Forget the World Series of Poker. The big game in Las Vegas these days is casino-industry consolidation. In mid-June, Mandalay Resort Group signed a $7.9 billion merger agreement with MGM Mirage — itself the result of a 2000 combination of two big competitors that had been headquartered right across the Las Vegas Strip from each other. Then just weeks after the MGM-Mandalay deal, Harrah’s Entertainment Inc. announced plans to buy Caesars Entertainment for $9.4 billion in cash, stock, and assumption of debt. Suddenly, two companies are on track to control two-thirds of the Strip’s more than 72,000 rooms.
Both acquiring companies aim to capitalize on a recent burst of strength in Las Vegas gaming by increasing their presence on the Strip. A company “has to take into consideration the market environment,” says Harrah’s CFO Charles Atwood. But in any consolidating industry, it isn’t enough simply to keep up with a rival’s growth: deals must be tailored to the specific needs of the combining companies, drawing on their strengths, addressing their weaknesses, and designing the new entity’s place in the evolving industry. Viewed this way, the MGM and Harrah’s acquisitions are less alike than they might seem.
“Our deal is very different from MGM-Mandalay Bay,” says Atwood. “Their deal is more about a big presence in one market, while ours is more about exposure to many markets.” He notes that Harrah’s currently operates only two Las Vegas properties, with a total of 5,000 rooms: Harrah’s Las Vegas and the Rio.

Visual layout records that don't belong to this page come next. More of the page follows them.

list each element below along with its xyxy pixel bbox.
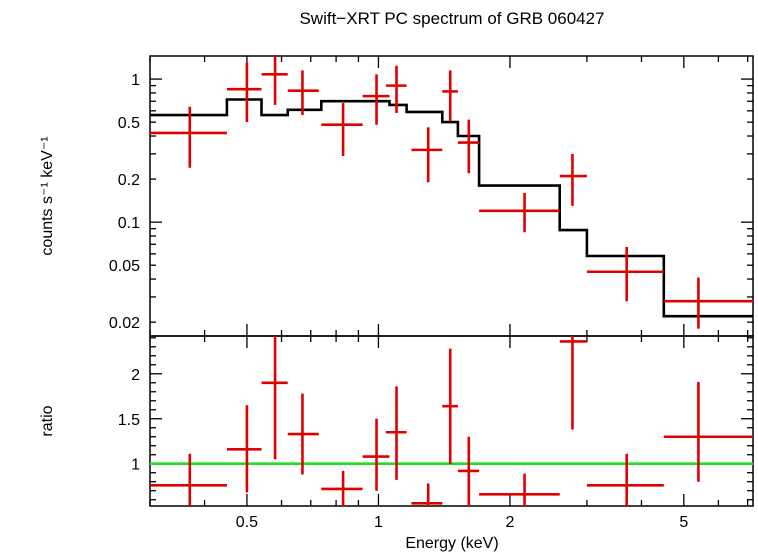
data-point — [226, 62, 262, 123]
y-tick-label: 2 — [131, 367, 140, 384]
chart-title: Swift−XRT PC spectrum of GRB 060427 — [299, 9, 604, 28]
data-point — [586, 453, 664, 506]
data-point — [385, 65, 407, 113]
data-point — [663, 381, 753, 482]
data-point — [479, 473, 560, 506]
x-tick-label: 1 — [374, 514, 383, 531]
data-point — [479, 192, 560, 233]
x-axis-label: Energy (keV) — [405, 535, 498, 552]
data-point — [385, 386, 407, 480]
top-panel: 1 0.5 0.2 0.1 0.05 0.02 counts s⁻¹ keV⁻¹ — [39, 55, 754, 337]
bottom-y-axis: 11.52 — [118, 337, 753, 501]
x-tick-label: 2 — [506, 514, 515, 531]
bottom-panel-frame — [149, 335, 754, 507]
y-tick-label: 0.05 — [109, 258, 140, 275]
model-step-line — [150, 98, 753, 318]
data-point — [442, 70, 458, 121]
y-tick-label: 1.5 — [118, 412, 140, 429]
y-tick-label: 1 — [131, 72, 140, 89]
data-point — [261, 336, 288, 460]
data-point — [457, 436, 480, 506]
bottom-y-axis-label: ratio — [39, 405, 56, 436]
y-tick-label: 0.5 — [118, 115, 140, 132]
data-point — [411, 127, 443, 183]
top-y-axis-label: counts s⁻¹ keV⁻¹ — [39, 136, 56, 255]
y-tick-label: 0.2 — [118, 172, 140, 189]
data-point — [150, 453, 227, 506]
data-point — [442, 348, 458, 464]
y-tick-label: 1 — [131, 457, 140, 474]
data-point — [287, 70, 319, 116]
y-tick-label: 0.1 — [118, 215, 140, 232]
data-point — [457, 119, 480, 174]
bottom-panel: 11.52 0.5 1 2 5 ratio — [39, 335, 754, 531]
data-point — [321, 470, 363, 506]
top-y-axis: 1 0.5 0.2 0.1 0.05 0.02 — [109, 72, 753, 332]
bottom-data-points — [150, 336, 753, 506]
data-point — [663, 277, 753, 329]
y-tick-label: 0.02 — [109, 315, 140, 332]
data-point — [411, 483, 443, 506]
data-point — [261, 56, 288, 105]
data-point — [287, 393, 319, 475]
x-tick-label: 0.5 — [236, 514, 258, 531]
bottom-x-axis: 0.5 1 2 5 — [149, 336, 749, 531]
data-point — [362, 74, 390, 125]
data-point — [150, 106, 227, 168]
data-point — [321, 103, 363, 156]
data-point — [362, 418, 390, 491]
data-point — [559, 336, 587, 430]
top-x-ticks — [149, 56, 749, 336]
model-curve — [150, 98, 753, 318]
data-point — [559, 153, 587, 206]
top-data-points — [150, 56, 753, 329]
data-point — [226, 405, 262, 493]
x-tick-label: 5 — [679, 514, 688, 531]
data-point — [586, 247, 664, 302]
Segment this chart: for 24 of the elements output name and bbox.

Caesars has four casino-hotels in the city with twice that many rooms — Caesars Palace, Bally’s, Paris, and the Flamingo. But after Harrah’s and Caesars combine, “no more than 25 to 28 percent of our earnings will come from a single market,” thanks to the nationwide diversification of both businesses. Atwood calls the Harrah’s-Caesars deal “a continuation of our acquisition strategy,” including the recently closed $1.5 billion purchase of Horseshoe Gaming Holding Corp.
The plan is to give customers from Harrah’s 28 gambling venues — including Atlantic City and riverboat gaming sites — more Harrah’s-owned casinos to play when they hit Vegas. “Customers like to play in more than one place,” says Atwood. And right now, “we have customers we turn away in Las Vegas because we don’t have enough rooms.”
The market has reacted rather skeptically to the Harrah’s-Caesars combination, but some see the two companies as compatible. “Bally’s and the Flamingo are very much Harrah’s type of properties,” comments Los Angeles-based Dennis Forst, a gaming analyst at KeyBanc Capital Markets. “And Caesars has a couple of Indian gaming projects, which is the kind of thing that Harrah’s is very good at.”
If the combined company can succeed in transferring Harrah’s technical and operational expertise to Caesars’s underperforming properties, “improvement at Caesars would more than cover what they paid,” says Carl Noble, a valuation expert. The goal, he says, will be for Caesars to boost its operating margins from 2003′s 10 percent to the 16 or 17 percent typical of Harrah’s.